Ace Washington Post TV columnist Lisa de Moraes has a brilliant story about the ramifications of NBC's sudden change in prime time programming.
It all started on Thursday when NBC Universal entertainment chairman Jeff Gaspin said his network would no longer program to profit margins.
And that could spell the end of Jay Leno's faltering prime time talk show.
Simply stated (according to Gaspin): "The goal...is to put the best possible programs we can on the air."
NBC's Leno strategy called for the former Tonight Show to host the faltering 10 p.m. lineup because NBC's costly drama series just were not making it in the ratings.
The peacock proud network figured a show as cheap as Leno could still make a profit even when finishing third or even fourth on a competitive prime time night.
But NBC bosses are hating the idea of a fourth place finish.
In fact Leno is getting creamed during the baseball playoffs. On other nights he fares just as poorly.
And NBC affiliates are hollering about the low ratings they're pulling in which impact on their 11 p.m. local newscasts.
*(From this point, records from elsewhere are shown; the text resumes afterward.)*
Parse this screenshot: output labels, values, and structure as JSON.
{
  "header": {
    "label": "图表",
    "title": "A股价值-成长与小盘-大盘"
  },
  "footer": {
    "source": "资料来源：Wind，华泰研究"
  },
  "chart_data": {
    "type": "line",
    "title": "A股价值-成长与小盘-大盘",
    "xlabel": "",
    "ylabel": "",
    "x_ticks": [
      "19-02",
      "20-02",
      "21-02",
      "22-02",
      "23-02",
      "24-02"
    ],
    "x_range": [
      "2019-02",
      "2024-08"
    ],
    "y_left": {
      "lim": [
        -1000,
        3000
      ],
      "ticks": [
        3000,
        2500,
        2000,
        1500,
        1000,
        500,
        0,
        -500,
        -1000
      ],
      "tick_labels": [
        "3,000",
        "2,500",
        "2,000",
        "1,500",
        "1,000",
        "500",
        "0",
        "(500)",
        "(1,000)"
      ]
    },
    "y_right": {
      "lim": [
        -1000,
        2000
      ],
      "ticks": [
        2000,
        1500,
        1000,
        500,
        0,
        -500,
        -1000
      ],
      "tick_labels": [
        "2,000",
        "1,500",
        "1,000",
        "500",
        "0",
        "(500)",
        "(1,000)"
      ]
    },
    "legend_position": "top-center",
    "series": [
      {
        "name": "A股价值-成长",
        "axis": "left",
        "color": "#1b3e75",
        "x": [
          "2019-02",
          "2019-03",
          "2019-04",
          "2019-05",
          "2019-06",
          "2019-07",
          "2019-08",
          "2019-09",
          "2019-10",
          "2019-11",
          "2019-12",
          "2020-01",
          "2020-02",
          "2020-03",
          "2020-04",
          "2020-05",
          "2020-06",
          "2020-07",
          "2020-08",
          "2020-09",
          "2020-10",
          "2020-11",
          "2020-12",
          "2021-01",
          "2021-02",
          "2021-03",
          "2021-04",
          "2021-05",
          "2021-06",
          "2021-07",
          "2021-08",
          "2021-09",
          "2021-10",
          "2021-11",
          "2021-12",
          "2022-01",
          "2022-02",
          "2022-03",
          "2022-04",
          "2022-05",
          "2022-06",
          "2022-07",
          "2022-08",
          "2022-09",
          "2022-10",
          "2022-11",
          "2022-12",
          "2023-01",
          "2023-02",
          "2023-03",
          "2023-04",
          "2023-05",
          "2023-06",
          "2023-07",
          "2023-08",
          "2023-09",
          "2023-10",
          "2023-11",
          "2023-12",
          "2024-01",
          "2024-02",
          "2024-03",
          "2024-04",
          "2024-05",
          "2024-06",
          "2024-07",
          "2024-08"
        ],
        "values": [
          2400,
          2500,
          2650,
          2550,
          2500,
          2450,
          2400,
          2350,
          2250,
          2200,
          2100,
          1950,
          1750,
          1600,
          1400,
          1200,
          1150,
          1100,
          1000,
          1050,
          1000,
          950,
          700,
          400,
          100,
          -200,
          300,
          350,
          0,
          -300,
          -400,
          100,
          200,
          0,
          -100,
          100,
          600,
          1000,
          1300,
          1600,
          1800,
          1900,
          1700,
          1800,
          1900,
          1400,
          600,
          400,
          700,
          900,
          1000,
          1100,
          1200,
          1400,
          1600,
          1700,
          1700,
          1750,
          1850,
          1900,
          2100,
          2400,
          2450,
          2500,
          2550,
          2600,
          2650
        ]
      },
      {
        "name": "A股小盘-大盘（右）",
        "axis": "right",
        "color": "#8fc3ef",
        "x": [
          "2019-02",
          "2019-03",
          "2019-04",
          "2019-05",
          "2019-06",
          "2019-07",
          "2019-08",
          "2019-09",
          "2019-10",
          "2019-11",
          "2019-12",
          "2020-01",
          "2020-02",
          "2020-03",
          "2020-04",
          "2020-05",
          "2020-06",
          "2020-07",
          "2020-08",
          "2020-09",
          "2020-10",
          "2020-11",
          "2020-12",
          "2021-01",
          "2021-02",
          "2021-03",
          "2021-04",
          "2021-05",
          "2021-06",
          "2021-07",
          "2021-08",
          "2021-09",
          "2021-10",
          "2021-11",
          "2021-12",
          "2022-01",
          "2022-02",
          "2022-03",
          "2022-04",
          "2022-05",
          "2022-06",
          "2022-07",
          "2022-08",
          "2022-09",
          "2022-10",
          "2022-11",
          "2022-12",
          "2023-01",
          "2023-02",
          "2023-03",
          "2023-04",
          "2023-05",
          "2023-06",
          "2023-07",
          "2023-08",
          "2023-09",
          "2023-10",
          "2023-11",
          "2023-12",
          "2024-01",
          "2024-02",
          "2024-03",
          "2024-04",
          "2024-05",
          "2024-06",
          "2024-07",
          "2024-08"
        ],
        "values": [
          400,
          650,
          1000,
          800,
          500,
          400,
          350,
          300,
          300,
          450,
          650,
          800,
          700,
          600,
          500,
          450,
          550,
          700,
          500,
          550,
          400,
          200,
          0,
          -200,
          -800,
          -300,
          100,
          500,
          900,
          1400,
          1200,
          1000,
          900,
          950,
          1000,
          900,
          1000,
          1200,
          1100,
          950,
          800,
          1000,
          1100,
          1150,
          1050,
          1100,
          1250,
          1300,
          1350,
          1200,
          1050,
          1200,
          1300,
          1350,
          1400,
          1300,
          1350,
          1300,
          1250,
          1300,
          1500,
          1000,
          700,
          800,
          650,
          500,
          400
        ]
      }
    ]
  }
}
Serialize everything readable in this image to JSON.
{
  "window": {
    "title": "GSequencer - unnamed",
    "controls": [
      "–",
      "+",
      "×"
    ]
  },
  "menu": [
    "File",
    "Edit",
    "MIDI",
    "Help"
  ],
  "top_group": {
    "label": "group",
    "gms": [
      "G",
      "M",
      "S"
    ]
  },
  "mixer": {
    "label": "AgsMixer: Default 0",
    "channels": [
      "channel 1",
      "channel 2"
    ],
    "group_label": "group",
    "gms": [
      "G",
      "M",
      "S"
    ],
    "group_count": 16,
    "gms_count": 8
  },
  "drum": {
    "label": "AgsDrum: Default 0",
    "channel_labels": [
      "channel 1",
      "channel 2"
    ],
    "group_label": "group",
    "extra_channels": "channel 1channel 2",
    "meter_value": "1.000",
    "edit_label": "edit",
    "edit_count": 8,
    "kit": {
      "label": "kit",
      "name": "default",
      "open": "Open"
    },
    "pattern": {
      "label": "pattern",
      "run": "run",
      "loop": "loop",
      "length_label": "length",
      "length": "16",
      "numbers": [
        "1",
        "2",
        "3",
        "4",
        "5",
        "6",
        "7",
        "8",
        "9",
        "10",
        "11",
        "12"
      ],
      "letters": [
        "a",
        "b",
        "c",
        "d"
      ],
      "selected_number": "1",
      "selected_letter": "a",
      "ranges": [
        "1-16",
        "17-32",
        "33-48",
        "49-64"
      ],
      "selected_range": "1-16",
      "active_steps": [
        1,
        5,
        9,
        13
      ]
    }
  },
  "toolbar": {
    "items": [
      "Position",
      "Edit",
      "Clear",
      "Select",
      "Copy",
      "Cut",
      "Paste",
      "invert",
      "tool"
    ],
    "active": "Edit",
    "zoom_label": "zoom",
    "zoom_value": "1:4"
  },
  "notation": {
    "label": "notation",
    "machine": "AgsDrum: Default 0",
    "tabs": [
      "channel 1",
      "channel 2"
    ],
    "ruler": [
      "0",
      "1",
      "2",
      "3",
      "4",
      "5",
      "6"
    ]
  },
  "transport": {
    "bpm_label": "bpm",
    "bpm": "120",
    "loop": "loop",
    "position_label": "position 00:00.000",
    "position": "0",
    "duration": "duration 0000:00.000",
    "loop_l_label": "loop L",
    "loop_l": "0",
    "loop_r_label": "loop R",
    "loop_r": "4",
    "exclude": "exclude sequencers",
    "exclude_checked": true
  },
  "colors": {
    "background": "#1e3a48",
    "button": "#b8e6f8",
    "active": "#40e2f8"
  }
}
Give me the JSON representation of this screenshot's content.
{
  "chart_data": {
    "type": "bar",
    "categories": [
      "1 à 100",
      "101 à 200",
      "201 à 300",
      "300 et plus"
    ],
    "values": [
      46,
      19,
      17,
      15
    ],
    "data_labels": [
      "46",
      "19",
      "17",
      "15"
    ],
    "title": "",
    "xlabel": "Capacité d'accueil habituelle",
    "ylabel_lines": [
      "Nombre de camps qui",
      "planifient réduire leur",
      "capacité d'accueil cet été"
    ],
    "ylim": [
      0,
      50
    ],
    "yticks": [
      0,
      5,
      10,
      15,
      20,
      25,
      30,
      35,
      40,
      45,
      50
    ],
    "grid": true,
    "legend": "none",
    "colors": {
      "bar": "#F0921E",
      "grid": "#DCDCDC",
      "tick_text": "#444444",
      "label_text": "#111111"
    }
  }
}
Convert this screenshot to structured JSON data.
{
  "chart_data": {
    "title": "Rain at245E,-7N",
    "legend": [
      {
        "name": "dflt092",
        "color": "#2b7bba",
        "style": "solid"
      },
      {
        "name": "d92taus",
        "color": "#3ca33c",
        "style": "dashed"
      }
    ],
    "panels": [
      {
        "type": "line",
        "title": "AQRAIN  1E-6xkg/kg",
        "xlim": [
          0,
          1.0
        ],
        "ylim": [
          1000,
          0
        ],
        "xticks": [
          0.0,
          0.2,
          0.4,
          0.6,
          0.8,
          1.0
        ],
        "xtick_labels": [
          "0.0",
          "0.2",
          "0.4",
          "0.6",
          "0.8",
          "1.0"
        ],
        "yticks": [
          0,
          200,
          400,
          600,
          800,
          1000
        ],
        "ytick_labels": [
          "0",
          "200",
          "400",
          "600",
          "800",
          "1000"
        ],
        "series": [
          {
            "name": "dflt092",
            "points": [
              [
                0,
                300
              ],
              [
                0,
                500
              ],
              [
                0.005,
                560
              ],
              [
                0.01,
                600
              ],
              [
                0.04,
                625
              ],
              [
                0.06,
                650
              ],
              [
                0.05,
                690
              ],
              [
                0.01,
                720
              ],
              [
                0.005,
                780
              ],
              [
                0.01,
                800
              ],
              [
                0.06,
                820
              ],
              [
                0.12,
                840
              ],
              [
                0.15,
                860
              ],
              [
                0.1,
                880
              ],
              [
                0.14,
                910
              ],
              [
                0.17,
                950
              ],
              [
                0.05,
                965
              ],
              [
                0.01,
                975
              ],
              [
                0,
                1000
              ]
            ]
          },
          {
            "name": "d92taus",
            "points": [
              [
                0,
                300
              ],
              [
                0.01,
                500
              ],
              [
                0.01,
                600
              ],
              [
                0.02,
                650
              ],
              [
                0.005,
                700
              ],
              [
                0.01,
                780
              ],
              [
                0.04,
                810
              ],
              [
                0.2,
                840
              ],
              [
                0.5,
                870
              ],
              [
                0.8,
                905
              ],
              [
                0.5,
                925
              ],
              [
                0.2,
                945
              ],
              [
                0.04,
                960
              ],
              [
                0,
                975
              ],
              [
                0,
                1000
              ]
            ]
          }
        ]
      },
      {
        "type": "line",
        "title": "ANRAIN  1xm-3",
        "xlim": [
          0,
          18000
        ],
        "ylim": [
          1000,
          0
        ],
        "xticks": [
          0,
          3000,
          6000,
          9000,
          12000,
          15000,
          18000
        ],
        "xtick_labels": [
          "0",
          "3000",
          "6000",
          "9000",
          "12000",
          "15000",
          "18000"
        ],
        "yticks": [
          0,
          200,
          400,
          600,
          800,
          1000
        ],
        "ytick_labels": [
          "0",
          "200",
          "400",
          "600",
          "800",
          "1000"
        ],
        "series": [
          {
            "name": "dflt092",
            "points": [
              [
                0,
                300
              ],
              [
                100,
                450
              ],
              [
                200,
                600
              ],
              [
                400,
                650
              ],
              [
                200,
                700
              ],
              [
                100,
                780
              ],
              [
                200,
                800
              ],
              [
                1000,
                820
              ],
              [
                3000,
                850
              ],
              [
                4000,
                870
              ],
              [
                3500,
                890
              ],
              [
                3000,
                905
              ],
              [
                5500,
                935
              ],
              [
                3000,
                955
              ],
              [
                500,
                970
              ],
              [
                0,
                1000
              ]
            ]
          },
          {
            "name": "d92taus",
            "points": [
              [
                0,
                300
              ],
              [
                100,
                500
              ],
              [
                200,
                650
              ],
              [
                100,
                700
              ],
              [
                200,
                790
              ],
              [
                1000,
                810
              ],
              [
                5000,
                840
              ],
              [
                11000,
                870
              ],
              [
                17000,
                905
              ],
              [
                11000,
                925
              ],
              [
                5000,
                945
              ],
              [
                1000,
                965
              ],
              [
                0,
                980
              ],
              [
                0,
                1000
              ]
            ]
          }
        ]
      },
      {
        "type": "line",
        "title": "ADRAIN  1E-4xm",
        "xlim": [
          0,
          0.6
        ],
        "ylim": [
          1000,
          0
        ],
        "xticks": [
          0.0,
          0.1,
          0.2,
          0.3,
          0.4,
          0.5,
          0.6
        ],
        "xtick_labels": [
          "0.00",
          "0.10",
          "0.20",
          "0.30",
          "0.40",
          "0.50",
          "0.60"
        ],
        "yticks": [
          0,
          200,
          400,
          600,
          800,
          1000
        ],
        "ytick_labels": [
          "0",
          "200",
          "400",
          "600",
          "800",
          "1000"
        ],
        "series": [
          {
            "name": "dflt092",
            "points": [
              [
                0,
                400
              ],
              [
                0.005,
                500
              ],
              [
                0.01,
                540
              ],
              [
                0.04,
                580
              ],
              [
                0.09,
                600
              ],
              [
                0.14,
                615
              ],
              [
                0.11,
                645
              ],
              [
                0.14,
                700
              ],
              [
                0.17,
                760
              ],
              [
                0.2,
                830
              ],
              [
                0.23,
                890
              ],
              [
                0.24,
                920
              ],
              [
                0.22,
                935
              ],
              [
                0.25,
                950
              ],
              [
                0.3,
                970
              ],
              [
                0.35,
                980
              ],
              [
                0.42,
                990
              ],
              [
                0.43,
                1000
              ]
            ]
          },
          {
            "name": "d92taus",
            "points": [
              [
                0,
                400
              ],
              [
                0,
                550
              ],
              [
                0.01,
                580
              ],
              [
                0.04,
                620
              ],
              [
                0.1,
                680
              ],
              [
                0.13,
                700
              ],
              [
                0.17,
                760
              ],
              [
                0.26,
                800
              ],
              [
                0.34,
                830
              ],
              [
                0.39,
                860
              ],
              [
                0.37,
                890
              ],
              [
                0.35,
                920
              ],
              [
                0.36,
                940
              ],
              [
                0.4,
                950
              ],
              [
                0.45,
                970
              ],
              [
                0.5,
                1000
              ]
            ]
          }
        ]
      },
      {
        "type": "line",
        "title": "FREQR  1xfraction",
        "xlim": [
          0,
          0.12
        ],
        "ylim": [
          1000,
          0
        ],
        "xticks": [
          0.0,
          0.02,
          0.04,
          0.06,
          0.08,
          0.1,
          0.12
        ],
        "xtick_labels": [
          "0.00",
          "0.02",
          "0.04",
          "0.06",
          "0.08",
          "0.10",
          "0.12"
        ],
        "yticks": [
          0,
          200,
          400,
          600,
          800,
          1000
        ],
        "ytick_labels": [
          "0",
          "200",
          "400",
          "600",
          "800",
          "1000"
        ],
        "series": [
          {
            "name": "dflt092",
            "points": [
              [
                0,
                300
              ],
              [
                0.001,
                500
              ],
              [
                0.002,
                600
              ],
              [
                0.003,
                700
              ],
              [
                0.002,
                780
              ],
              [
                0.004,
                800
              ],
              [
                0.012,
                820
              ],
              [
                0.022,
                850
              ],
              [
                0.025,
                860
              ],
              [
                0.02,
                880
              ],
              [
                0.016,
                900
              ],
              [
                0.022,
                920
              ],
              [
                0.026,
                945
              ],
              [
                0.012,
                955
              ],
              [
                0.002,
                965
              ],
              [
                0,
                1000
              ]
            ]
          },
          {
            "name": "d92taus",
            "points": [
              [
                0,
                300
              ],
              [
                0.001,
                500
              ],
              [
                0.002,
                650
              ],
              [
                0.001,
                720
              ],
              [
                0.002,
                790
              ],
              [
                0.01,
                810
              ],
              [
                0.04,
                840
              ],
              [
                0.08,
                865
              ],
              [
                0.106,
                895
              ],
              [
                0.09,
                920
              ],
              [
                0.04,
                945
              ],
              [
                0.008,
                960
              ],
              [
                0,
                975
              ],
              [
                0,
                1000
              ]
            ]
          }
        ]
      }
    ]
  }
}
Only last week NBC dropped its proposed second season of the low rated police series Southland although six hour episodes had already been shot.
The equally low rated but inexpensive Dateline NBC will instead continue in the Friday night slot.
NBC sources say Leno will continue for this season because NBC needs five hour dramas to fill the 10 p.m. slot.
But what about September 2010. What will happen to Jay then?